# help case modding



## saurabh_1e (Jun 4, 2010)

i want to mod my cm 334
want to add a transparent side panel

what i have learn till now is that 
cutting the desired shape
need desired shaped acrylic sheet
paste with silicon gel


but what kind of acrylic sheet?
how to cut the side panel ?
total cost ?
how to make spcae for fans on the acrylic sheet?


----------



## xanan (Feb 26, 2011)

You can use either 3mm or 5mm cast Acrylic Sheet. The side panel can be cut if you know how to use a saw, and have access to a drill...otherwise, you can go to someone who cuts holes for switchboards-he should be able to do the job for as less as 20-30 bucks.

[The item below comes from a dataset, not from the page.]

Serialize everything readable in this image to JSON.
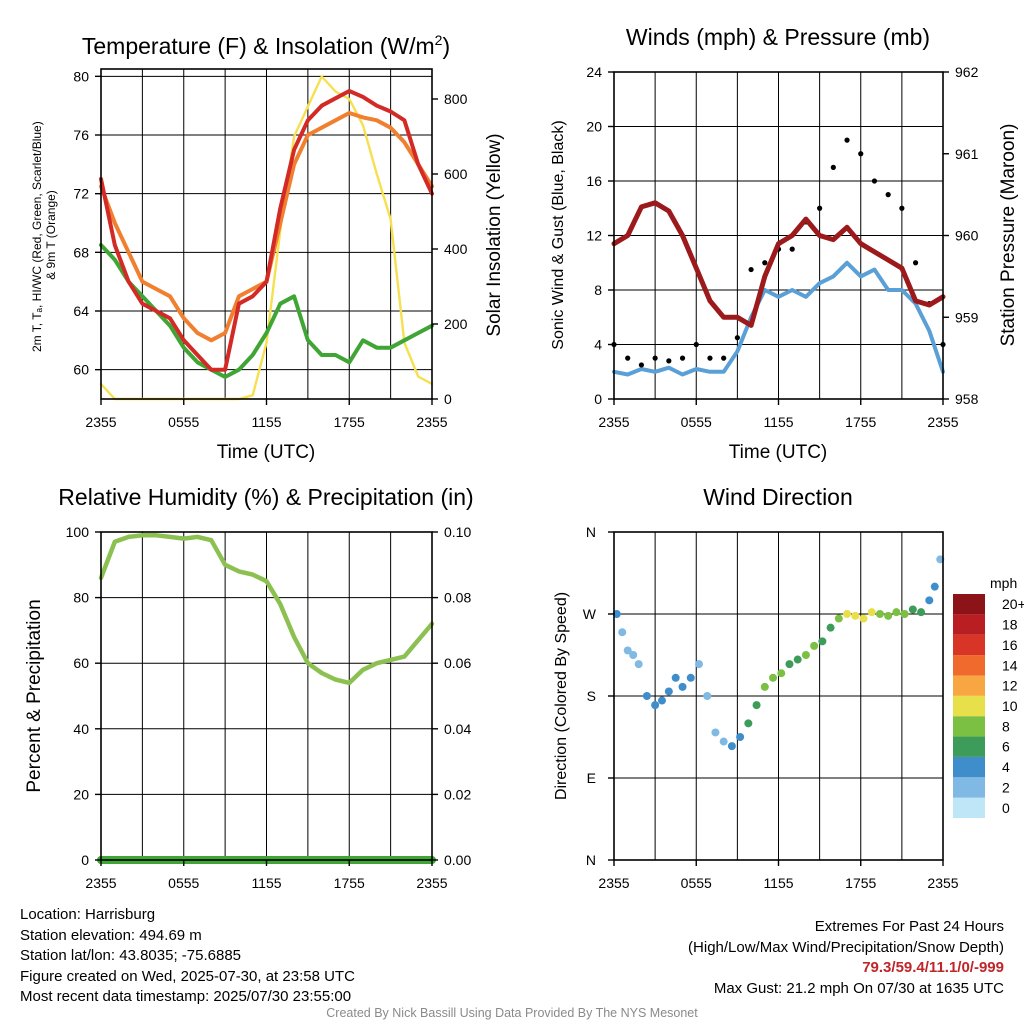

As for fan hole, that's a different thing altogether. if you can source mesh/air filter then just get a circular hole cut, else avoid placing a fan.


----------



## tomcruise (May 26, 2012)

Well, I bought an Primer. It looked like brown same like Samad bond LOL. I put it on the casing and it lefted with too much particles and didn't worked out. So i washed it. 

How is the primer looks like, did i bought some other primer or what? And i cannot paint like the people did here. The smooth surface through sparys, I spented 6 black sprays on my whole casing and did what i can, then a laquer. but not That much smooth it is looking, so any help? :/


----------